Deshalb ersetzt Krombacher Kante durch Reichweite:
„Krombacher kompensiert seine fehlende Klarheit seit Jahren mit dem größten Werbebudget im deutschen Biermarkt – eine Lösung, die für 99 % aller Marken keine Option ist.“
- Starke Marken gewinnen Bedeutung über ihr Verortung.
- Marken im Massenmarkt über Budget.
- Marken ohne Identität und Budget und über gar nichts.
Das Produkt bleibt gleich, aber der Frame verändert, was der Kunde darin sieht.
Apple – Identität statt Technik
Apple hat wahrscheinlich nicht den besseren Computer gebaut, Apple hat aber ganz sicher den besseren Frame gebaut. Nicht das Produkt, sondern das, was der Kunde über das Produkt fühlt, wurde verändert:
„Ich bin jemand, der Apple benutzt.“
„Ich habe Geschmack.“
„Ich gehöre zu denen, die es verstanden haben.“
Dieser Identitäts-Frame basiert auf vier Ebenen:
Status ohne Worte
Als alle Kopfhörer schwarz waren, machte Apple sie weiß.
Ein sozialer Marker:
- sichtbar
- selten
- sofort zuordbar
- „Das ist ein Apple-Nutzer“
Die Farbe war Botschaft, der Frame war Identität.
Spaß statt Arbeit
BlackBerry war der Platzhirsch im Business: Business. Tastatur. Pflicht. Effizienz.
Nokia Weltmarktführer bei Mobiltelefonen: Jeder 2. hatte gefühlt ein Nokia, man kam an der Marke nicht vorbei.
Der Markt war aufgeteilt und eigentlich gesättigt.
Dann kam Apple und war plötzlich: Wischen. Spielen. Leichtigkeit. Emotion.
Diese mächtige Geste zerstörte den alten Frame: „Technik durfte plötzlich Spaß machen.“
BlackBerry verkaufte Pflicht, Nokia Nutzen und Apple verkaufte Freude.

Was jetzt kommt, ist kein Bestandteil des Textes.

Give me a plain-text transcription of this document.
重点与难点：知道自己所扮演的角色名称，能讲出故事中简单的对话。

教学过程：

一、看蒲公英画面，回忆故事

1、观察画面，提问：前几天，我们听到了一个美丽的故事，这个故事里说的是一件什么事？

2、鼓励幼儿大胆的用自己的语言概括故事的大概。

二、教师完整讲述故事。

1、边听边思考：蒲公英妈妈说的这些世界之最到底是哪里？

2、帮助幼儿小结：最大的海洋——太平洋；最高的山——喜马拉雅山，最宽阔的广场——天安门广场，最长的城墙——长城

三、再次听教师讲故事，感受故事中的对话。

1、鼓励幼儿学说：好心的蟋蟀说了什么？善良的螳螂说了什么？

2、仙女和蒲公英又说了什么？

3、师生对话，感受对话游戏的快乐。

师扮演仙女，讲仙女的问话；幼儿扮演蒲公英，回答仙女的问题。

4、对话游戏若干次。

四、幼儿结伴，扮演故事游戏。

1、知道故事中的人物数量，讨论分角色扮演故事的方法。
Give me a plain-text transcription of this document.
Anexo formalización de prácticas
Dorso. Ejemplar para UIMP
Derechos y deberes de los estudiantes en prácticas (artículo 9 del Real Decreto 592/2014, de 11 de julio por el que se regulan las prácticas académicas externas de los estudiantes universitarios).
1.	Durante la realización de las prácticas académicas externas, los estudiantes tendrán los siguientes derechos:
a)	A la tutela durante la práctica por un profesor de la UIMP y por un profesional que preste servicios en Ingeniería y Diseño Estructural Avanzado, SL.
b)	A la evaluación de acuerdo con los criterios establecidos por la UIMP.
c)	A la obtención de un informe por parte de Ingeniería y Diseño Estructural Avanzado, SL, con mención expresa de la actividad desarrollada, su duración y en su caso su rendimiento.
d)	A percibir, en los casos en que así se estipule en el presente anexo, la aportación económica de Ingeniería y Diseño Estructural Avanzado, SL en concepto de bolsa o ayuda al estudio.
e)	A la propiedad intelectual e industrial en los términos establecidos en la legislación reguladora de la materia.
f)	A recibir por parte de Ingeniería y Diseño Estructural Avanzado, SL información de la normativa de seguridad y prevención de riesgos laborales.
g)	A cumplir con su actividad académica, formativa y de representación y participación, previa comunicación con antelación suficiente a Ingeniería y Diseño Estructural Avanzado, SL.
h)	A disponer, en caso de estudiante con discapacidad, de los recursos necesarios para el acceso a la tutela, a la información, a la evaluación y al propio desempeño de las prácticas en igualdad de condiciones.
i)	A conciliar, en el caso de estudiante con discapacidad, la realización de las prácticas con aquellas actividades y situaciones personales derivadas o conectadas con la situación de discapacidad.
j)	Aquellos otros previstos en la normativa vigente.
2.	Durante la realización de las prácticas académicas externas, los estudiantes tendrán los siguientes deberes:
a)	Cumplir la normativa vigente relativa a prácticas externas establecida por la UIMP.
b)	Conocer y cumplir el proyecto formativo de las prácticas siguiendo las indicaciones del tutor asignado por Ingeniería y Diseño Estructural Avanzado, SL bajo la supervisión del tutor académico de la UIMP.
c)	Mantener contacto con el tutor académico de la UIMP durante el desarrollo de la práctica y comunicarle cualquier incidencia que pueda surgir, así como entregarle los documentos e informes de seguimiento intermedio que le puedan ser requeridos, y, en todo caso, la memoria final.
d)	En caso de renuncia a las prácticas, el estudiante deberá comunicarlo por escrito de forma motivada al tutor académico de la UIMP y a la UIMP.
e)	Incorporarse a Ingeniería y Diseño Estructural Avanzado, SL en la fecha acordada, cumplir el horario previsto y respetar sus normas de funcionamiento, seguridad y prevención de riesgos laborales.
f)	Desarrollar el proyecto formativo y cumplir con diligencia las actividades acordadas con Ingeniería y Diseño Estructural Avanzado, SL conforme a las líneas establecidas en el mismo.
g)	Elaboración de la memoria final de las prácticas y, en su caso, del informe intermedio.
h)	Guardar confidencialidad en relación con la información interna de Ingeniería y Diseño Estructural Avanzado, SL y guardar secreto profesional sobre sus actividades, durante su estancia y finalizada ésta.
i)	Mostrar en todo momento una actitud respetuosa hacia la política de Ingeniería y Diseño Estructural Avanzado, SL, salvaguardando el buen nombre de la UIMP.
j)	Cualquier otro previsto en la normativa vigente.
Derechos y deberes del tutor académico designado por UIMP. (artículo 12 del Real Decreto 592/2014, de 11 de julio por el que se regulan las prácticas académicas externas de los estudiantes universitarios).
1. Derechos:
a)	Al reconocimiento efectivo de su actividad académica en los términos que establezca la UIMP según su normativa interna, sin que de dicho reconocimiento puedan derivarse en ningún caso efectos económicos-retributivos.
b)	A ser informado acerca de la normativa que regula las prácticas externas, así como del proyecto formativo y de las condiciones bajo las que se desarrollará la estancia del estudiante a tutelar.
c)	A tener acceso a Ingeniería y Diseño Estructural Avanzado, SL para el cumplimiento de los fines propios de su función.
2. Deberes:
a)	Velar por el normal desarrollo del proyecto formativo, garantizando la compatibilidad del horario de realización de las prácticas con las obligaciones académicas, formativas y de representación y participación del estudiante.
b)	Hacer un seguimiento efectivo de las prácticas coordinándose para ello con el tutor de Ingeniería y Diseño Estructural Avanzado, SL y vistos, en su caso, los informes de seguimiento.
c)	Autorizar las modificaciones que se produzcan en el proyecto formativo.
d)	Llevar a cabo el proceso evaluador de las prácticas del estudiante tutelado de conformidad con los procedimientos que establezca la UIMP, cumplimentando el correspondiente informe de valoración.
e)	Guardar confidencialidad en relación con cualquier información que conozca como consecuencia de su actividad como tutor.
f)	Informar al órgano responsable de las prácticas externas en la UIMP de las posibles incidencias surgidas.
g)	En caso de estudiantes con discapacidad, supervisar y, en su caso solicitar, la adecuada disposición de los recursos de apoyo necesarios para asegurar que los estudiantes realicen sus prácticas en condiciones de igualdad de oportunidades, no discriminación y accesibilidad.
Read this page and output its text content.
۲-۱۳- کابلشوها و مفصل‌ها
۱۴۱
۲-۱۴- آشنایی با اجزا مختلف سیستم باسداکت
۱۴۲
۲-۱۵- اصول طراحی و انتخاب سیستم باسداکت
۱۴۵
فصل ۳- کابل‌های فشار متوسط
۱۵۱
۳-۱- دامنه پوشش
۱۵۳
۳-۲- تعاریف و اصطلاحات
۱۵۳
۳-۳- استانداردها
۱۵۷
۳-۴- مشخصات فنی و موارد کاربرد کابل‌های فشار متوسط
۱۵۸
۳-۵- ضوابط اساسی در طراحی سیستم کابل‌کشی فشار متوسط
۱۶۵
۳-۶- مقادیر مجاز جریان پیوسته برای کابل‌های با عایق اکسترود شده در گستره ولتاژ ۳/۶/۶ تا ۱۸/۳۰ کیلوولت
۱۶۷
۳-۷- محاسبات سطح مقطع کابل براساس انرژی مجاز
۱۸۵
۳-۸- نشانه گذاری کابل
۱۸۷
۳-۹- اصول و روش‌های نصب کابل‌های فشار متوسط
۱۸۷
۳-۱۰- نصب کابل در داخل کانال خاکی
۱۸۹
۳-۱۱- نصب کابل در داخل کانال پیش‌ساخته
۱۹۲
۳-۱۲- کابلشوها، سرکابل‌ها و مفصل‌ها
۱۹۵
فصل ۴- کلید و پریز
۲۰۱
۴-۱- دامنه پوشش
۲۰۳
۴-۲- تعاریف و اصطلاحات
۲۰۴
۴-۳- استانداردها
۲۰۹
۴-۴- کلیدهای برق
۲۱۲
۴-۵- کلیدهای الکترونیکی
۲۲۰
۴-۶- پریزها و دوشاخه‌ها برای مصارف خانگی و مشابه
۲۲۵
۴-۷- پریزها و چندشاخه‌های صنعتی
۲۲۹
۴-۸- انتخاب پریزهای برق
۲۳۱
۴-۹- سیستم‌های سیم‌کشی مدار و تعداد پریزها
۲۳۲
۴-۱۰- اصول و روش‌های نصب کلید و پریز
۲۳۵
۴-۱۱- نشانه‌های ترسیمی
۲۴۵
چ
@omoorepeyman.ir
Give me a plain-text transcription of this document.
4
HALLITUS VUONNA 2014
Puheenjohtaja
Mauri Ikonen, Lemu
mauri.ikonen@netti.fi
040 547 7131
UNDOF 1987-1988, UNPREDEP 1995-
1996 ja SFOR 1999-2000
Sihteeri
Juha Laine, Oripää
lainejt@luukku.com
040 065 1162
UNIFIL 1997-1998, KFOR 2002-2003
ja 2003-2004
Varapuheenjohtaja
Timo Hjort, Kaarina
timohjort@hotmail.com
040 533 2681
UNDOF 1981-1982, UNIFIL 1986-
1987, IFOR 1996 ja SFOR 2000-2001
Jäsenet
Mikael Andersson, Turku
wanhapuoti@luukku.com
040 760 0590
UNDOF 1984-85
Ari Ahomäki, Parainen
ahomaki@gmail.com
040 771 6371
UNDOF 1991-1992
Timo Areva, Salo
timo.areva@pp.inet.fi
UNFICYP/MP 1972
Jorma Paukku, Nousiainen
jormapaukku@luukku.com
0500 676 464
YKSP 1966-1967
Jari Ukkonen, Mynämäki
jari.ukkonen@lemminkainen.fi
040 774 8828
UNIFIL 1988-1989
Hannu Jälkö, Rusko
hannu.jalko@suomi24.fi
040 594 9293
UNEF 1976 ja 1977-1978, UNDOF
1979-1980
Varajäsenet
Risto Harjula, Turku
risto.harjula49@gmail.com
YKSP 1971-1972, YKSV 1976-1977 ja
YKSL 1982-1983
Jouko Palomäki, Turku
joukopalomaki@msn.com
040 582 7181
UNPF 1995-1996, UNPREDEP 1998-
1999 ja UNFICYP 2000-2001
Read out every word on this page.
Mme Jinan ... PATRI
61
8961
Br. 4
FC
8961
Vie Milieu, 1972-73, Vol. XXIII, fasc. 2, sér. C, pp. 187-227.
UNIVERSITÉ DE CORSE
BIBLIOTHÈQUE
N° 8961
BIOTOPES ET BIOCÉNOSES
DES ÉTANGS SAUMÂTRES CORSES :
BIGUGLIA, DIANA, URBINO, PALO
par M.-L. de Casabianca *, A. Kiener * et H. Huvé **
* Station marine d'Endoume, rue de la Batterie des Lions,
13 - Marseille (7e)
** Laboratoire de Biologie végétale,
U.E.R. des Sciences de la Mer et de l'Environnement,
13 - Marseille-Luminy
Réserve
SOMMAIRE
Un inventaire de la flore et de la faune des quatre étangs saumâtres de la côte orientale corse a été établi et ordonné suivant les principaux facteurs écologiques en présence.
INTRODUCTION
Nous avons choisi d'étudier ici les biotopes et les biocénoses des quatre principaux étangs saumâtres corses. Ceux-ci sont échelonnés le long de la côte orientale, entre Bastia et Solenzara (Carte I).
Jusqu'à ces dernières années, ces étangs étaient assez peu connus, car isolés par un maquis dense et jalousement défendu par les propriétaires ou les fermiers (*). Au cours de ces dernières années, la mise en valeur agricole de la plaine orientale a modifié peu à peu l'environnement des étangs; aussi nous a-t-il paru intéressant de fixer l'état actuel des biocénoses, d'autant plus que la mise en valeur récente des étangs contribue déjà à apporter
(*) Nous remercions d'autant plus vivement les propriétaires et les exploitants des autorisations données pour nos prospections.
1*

Der Rest ist Marktgeschichte.
Kunst statt Gerät
Apple nutzt Design nicht als Stil, sondern als Bedeutungsmaschine:
- Glas + Metall → Wert
- keine Schrauben → Perfektion
- klare Formen → Ruhe
- Animationen → weich, menschlich
- Typografie → Kontrolle, Präzision
Das Produkt wird wertvoll, bevor man es nutzt.
Kathedralen statt LädeN
Apple baut keine Shops, Apple baut Tempel:
- hohe Decken
- Glasflächen
- Stein, Licht, Leere
- Produkte wie Kunstobjekte
Der Raum rahmt die Marke: „Das hier ist Kultur, nicht Technik.“ Der Store erhebt das Produkt und den Käufer. Die Marke des besten Telefons ist längst eine Glaubensfrage, die nicht selten auf dem Schulhof mit Streit geendet hat.
Frame-Kollaps
BlackBerry verlor nicht wegen schlechter Technik, sondern weil der Frame „Business“ durch den Frame „Lebensgefühl“ ersetzt wurde.
Arbeit → Tastatur
vs.
Leben → Fotos, Musik, Apps, Touch, Leichtigkeit
BlackBerry verkaufte Pflicht, Apple verkaufte Gefühl und der Markt entschied emotional.
verpasster Bedeutungswechsel
Nokias Frame war: „Telefonieren. Robustheit. Technik.“
Als das Mobiltelefon ein Lifestyle Objekt wurde, und nicht länger mehr Telefon war, wechselte die Bedeutung der gesamten Kategorie. Nokia wechselte nicht mit.
Technik stark, Frame falsch -> Markt verloren.
Was der Kunde sieht, ist nie das Produkt
Menschen sehen nicht die Sache, sie sehen die Bedeutung, die sie ihr geben.
Starke Marken führen diese Bedeutung, schwache Marken liefern nur das Produkt.
Wenn du dem Kunden keinen Frame bietest, verkaufst du über den Preis.